1.2. Rumusan Masalah Berdasakan latar belakang yang telah dikemukakan diatas, maka penulis merumuskan permasalahan dalam penelitian ini adalah bagaimana perilaku ibu tentang pemberian makan dan status gizi anak autisme di sekolah dan tempat terapi autisme di Kota Binjai tahun 2011.
1.3. Tujuan Penelitian Untuk mengetahui perilaku ibu (pengetahuan, sikap dan tindakan) tentang pemberian makan dan status gizi anak autisme di sekolah dan tempat terapi autisme di Kota Binjai tahun 2011.

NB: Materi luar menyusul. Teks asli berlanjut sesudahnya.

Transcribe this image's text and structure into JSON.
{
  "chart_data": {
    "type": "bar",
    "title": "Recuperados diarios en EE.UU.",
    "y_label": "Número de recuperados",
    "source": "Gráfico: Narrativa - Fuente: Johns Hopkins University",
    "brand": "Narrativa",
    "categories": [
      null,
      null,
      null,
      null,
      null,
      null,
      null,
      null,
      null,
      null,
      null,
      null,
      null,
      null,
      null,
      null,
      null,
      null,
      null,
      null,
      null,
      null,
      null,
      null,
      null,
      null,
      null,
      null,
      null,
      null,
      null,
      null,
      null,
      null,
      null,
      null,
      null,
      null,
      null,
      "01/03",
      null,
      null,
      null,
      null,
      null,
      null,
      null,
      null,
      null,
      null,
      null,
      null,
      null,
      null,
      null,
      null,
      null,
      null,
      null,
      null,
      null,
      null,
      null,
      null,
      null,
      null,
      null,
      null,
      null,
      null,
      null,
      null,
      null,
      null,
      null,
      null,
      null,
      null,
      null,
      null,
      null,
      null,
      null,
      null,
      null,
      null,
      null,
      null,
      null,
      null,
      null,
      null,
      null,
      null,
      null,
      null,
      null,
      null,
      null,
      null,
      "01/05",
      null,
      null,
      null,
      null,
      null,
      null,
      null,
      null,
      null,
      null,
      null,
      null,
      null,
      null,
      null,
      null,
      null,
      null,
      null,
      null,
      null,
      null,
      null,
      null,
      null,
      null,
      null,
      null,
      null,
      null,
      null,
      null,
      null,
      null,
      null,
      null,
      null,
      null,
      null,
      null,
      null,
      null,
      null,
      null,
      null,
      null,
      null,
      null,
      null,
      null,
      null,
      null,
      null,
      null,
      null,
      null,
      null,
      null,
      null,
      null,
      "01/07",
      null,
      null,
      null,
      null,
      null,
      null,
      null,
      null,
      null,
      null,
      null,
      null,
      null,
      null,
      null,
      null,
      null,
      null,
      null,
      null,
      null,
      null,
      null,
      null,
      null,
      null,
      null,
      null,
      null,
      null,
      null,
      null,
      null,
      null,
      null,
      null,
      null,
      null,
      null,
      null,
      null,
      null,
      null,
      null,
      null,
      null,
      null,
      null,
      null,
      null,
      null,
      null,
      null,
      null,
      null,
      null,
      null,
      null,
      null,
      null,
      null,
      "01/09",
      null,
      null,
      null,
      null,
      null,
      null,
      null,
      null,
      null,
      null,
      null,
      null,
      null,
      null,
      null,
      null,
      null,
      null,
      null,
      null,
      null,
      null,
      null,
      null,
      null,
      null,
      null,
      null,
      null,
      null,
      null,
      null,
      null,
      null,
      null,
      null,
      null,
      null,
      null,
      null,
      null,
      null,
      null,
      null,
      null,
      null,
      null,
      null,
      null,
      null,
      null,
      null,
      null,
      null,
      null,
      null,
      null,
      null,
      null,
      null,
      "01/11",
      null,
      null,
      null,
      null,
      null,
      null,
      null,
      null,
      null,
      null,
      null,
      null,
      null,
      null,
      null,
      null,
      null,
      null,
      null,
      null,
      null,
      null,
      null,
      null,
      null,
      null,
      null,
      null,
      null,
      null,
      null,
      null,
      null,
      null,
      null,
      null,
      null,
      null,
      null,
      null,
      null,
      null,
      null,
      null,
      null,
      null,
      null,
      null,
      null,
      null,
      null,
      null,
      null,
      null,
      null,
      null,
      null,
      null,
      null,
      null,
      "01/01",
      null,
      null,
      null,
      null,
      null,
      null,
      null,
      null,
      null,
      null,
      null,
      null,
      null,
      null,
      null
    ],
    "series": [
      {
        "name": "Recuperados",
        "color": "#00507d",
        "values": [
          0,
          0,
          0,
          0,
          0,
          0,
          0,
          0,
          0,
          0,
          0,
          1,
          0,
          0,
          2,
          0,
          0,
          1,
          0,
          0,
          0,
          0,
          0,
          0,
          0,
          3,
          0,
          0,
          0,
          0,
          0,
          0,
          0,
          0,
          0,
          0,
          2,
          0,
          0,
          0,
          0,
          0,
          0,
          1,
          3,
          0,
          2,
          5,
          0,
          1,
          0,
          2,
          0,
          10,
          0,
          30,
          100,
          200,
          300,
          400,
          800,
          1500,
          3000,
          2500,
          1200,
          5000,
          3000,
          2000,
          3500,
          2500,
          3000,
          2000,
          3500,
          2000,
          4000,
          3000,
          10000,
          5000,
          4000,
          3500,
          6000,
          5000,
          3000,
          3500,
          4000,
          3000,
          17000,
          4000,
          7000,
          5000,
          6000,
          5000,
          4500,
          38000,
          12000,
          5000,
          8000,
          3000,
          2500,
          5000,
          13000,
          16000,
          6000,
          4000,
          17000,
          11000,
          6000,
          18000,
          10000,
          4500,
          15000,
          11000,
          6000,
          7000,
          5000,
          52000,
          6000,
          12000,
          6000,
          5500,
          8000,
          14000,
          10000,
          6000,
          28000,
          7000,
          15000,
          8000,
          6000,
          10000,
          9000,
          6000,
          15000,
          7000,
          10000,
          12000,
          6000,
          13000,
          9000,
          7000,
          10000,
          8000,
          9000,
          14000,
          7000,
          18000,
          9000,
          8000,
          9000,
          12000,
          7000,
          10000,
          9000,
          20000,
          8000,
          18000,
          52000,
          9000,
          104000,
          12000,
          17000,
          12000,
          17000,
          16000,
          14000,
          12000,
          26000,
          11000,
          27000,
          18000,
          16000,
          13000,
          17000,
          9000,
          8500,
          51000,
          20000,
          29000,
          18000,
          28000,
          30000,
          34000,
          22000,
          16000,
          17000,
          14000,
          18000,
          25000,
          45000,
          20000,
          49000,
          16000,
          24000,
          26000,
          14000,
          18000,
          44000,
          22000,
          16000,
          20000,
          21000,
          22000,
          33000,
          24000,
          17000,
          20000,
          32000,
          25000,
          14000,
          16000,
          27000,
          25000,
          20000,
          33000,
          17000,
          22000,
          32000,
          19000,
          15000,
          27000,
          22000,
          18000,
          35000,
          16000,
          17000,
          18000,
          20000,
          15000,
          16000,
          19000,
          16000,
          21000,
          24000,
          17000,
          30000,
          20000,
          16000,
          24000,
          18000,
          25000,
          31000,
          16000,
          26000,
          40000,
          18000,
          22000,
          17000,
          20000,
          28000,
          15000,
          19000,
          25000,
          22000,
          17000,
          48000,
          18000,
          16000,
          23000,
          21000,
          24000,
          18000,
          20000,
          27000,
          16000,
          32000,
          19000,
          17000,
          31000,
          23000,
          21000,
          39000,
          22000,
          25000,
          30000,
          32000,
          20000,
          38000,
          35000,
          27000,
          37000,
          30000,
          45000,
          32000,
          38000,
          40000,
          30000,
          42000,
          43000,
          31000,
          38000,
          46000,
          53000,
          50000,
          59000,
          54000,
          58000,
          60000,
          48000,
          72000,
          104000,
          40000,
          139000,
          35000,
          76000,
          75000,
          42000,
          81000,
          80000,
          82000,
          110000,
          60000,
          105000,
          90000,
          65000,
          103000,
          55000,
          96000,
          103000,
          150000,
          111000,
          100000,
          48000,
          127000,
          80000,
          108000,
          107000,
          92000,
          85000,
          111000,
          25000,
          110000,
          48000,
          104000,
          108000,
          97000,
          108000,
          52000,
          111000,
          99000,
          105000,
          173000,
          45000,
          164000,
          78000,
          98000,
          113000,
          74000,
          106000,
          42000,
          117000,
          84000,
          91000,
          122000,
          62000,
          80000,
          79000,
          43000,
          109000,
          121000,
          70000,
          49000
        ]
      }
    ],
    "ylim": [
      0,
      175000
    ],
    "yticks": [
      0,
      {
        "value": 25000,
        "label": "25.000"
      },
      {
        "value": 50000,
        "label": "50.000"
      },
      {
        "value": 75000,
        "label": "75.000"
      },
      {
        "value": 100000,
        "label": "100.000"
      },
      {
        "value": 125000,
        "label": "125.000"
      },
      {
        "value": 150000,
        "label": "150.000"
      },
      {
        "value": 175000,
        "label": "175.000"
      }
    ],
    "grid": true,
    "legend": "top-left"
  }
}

1.4. Manfaat Penelitian Penelitian ini diharapkan dapat memberikan manfaat antaralain : 1. Memberikan masukan dan Informasi kepada Puskesmas Kota Binjai agar lebih meningkatkan penyuluhan tentang pola makan anak autisme pada orang tua baik disekolah luar biasa maupun di tempat terapi autisme yang ada di Binjai. 2. Memberikan masukan kepada pihak sekolah SDLB dan SLB Negeri Binjai serta yayasan Fadira untuk lebih giat memberikan informasi tentang pola makan anak autisme kepada orang tua yang memiliki anak autisme. 3. Sebagai masukan bagi para ibu yang memiliki anak autisme baik disekolah maupun ditempat terapi yang ada di Kota Binjai, mengenai pola pemberian makan dan status gizi anak autisme, sehingga dapat dilakukan upaya-upaya dalam memberikan pola makan yang baik dan benar bagi anak autisme.